[PATCH v3 6/8] fsverity: improve performance by using multibuffer hashing

Thu May 30 23:52:58 PDT 2024

On Thu, May 30, 2024 at 11:13:48PM -0700, Eric Biggers wrote:
> On Fri, May 31, 2024 at 12:50:20PM +0800, Herbert Xu wrote:
> > Eric Biggers <ebiggers at kernel.org> wrote:
> > >
> > > +               if (multibuffer) {
> > > +                       if (ctx->pending_data) {
> > > +                               /* Hash and verify two data blocks. */
> > > +                               err = fsverity_hash_2_blocks(params,
> > > +                                                            inode,
> > > +                                                            ctx->pending_data,
> > > +                                                            data,
> > > +                                                            ctx->hash1,
> > > +                                                            ctx->hash2);
> > > +                               kunmap_local(data);
> > > +                               kunmap_local(ctx->pending_data);
> > > +                               ctx->pending_data = NULL;
> > > +                               if (err != 0 ||
> > > +                                   !verify_data_block(inode, vi, ctx->hash1,
> > > +                                                      ctx->pending_pos,
> > > +                                                      ctx->max_ra_pages) ||
> > > +                                   !verify_data_block(inode, vi, ctx->hash2,
> > > +                                                      pos, ctx->max_ra_pages))
> > > +                                       return false;
> > > +                       } else {
> > > +                               /* Wait and see if there's another block. */
> > > +                               ctx->pending_data = data;
> > > +                               ctx->pending_pos = pos;
> > > +                       }
> > > +               } else {
> > > +                       /* Hash and verify one data block. */
> > > +                       err = fsverity_hash_block(params, inode, data,
> > > +                                                 ctx->hash1);
> > > +                       kunmap_local(data);
> > > +                       if (err != 0 ||
> > > +                           !verify_data_block(inode, vi, ctx->hash1,
> > > +                                              pos, ctx->max_ra_pages))
> > > +                               return false;
> > > +               }
> > > +               pos += block_size;
> > 
> > I think this complexity is gross.  Look at how we did GSO in
> > networking.  There should be a unified code-path for aggregated
> > data and simple data, not an aggregated path versus a simple path.
> > 
> > I think ultimately it stems from the fact that this code went from
> > ahash to shash.  What were the issues back then?
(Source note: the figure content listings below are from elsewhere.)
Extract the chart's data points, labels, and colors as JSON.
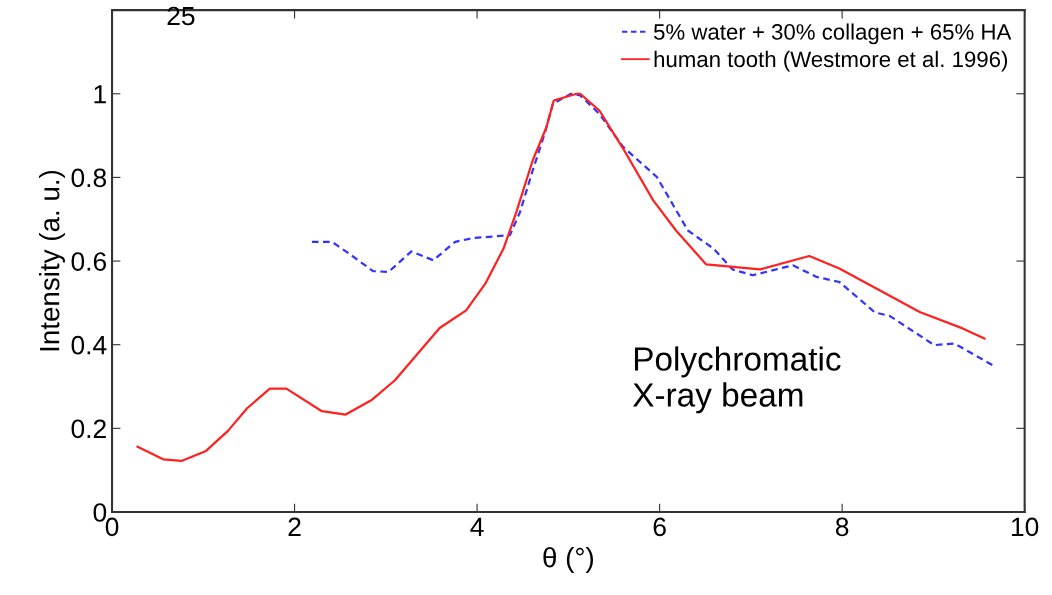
{
  "chart_data": {
    "type": "line",
    "xlabel": "θ (°)",
    "ylabel": "Intensity (a. u.)",
    "xlim": [
      0,
      10
    ],
    "xticks": [
      0,
      2,
      4,
      6,
      8,
      10
    ],
    "ylim": [
      0,
      1.2
    ],
    "yticks": [
      0,
      0.2,
      0.4,
      0.6,
      0.8,
      1
    ],
    "grid": false,
    "legend": "top right",
    "marker": "none",
    "annotations": [
      "25",
      "Polychromatic\nX-ray beam"
    ],
    "series": [
      {
        "name": "5% water + 30% collagen + 65% HA",
        "color": "#3333ff",
        "line_style": "dashed",
        "x": [
          2.19,
          2.41,
          2.57,
          2.86,
          3.03,
          3.28,
          3.52,
          3.76,
          3.96,
          4.36,
          4.47,
          4.61,
          4.74,
          4.83,
          5.03,
          5.13,
          5.34,
          5.6,
          5.97,
          6.31,
          6.59,
          6.8,
          7.02,
          7.46,
          7.72,
          7.97,
          8.36,
          8.52,
          9.01,
          9.23,
          9.65
        ],
        "values": [
          0.646,
          0.646,
          0.622,
          0.576,
          0.574,
          0.623,
          0.602,
          0.646,
          0.655,
          0.662,
          0.717,
          0.817,
          0.904,
          0.976,
          1.0,
          0.996,
          0.952,
          0.873,
          0.801,
          0.673,
          0.63,
          0.58,
          0.566,
          0.59,
          0.562,
          0.55,
          0.477,
          0.469,
          0.399,
          0.403,
          0.351
        ]
      },
      {
        "name": "human tooth (Westmore et al. 1996)",
        "color": "#ff2020",
        "line_style": "solid",
        "x": [
          0.28,
          0.56,
          0.76,
          1.03,
          1.27,
          1.48,
          1.73,
          1.91,
          2.3,
          2.56,
          2.84,
          3.1,
          3.32,
          3.59,
          3.88,
          4.09,
          4.29,
          4.43,
          4.61,
          4.76,
          4.84,
          5.09,
          5.13,
          5.34,
          5.6,
          5.93,
          6.18,
          6.51,
          7.1,
          7.64,
          7.97,
          8.41,
          8.85,
          9.32,
          9.56
        ],
        "values": [
          0.156,
          0.126,
          0.122,
          0.146,
          0.194,
          0.248,
          0.295,
          0.295,
          0.241,
          0.233,
          0.267,
          0.315,
          0.371,
          0.44,
          0.482,
          0.546,
          0.63,
          0.717,
          0.841,
          0.92,
          0.984,
          1.0,
          1.0,
          0.96,
          0.869,
          0.745,
          0.673,
          0.592,
          0.58,
          0.612,
          0.582,
          0.53,
          0.478,
          0.439,
          0.415
        ]
      }
    ]
  }
}
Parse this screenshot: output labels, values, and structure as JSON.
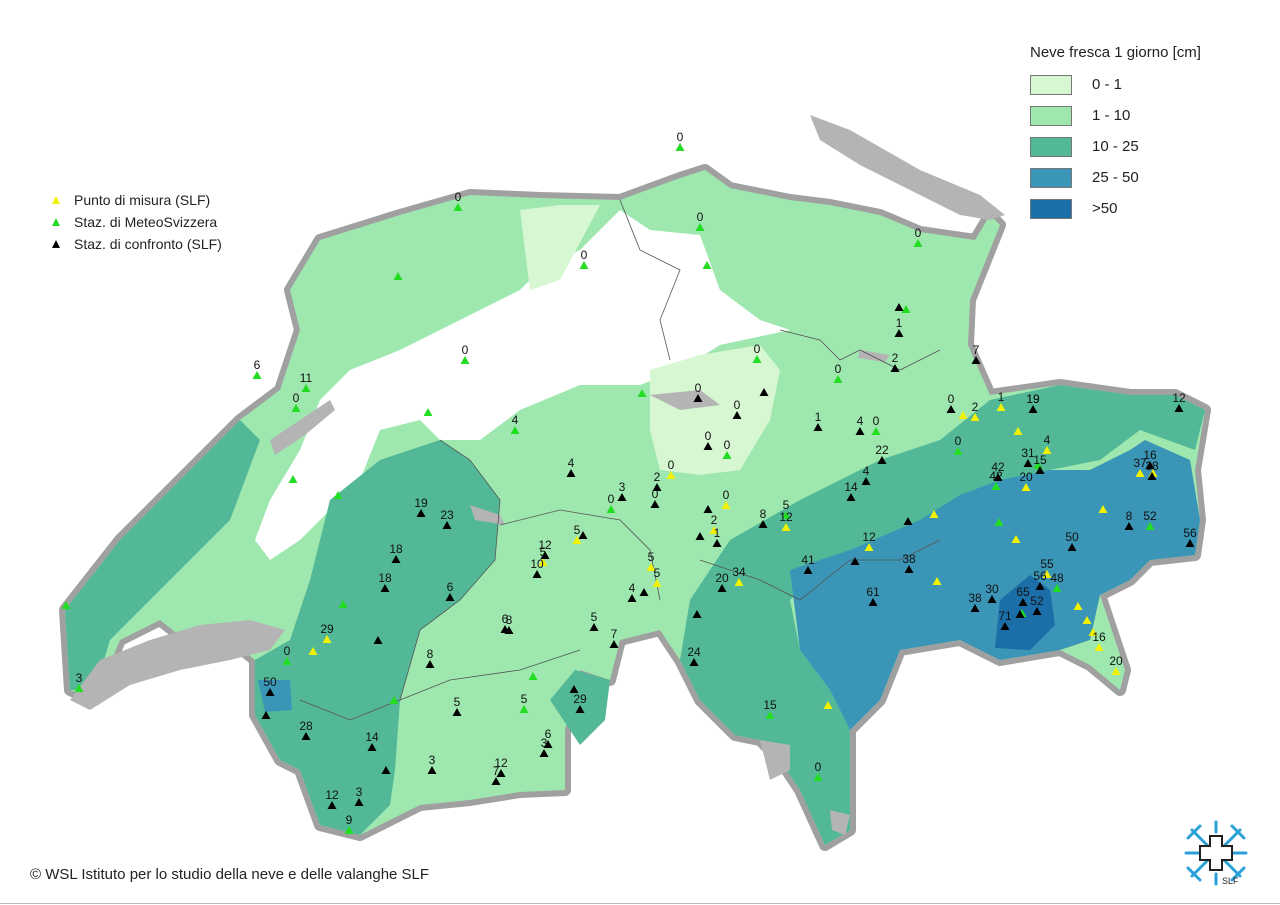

If it's just vmalloc
> > we should fix ahash to support that, rather than making users of the
> > Crypto API go through contortions like this.
> 
> It can't be asynchronous, period.  As I've explained, that would be far too
> complex, and it would also defeat the purpose because it would make performance
> worse.  Messages *must* be queued up and hashed in the caller's context.
> 
> What could make sense would be some helper functions and an associated struct
> for queueing up messages for a particular crypto_shash, up to its mb_max_msgs
> value, and then flushing them and retrieving the digests.  These would be
> provided by the crypto API.
> 
> I think this would address your concern, in that the users (fsverity and
> dm-verity) would have a unified code path for multiple vs. single blocks.
> 
> I didn't think it would be worthwhile to go there yet, given that fsverity and
> dm-verity just want 2x or 1x, and it ends up being simpler and more efficient to
> handle those cases directly.  But we could go with the more general queueing
> helper functions instead if you feel they should be included from the start.
> 

Looking at it again a bit more closely, both fsverity and dm-verity have
per-block information that they need to keep track of in the queue in addition
to the data buffers and hashes: the block number, and in dm-verity's case also a
bvec_iter pointing to that block.

So I think it really does make sense to have them both handle the queueing
themselves, and not have it split between them and some crypto API helper
functions (i.e. two queues that mirror each other).

It would be possible, though, to organize the code in dm-verity and fsverity to
represent the queue as an array and operate on it as such.  That would also
address your concern about the two code paths.  Again, things would end up being
a bit less efficient than my more optimized code that handles 1x and 2x (which
is all that's actually needed for now) specifically, but it would work, I think.

- Eric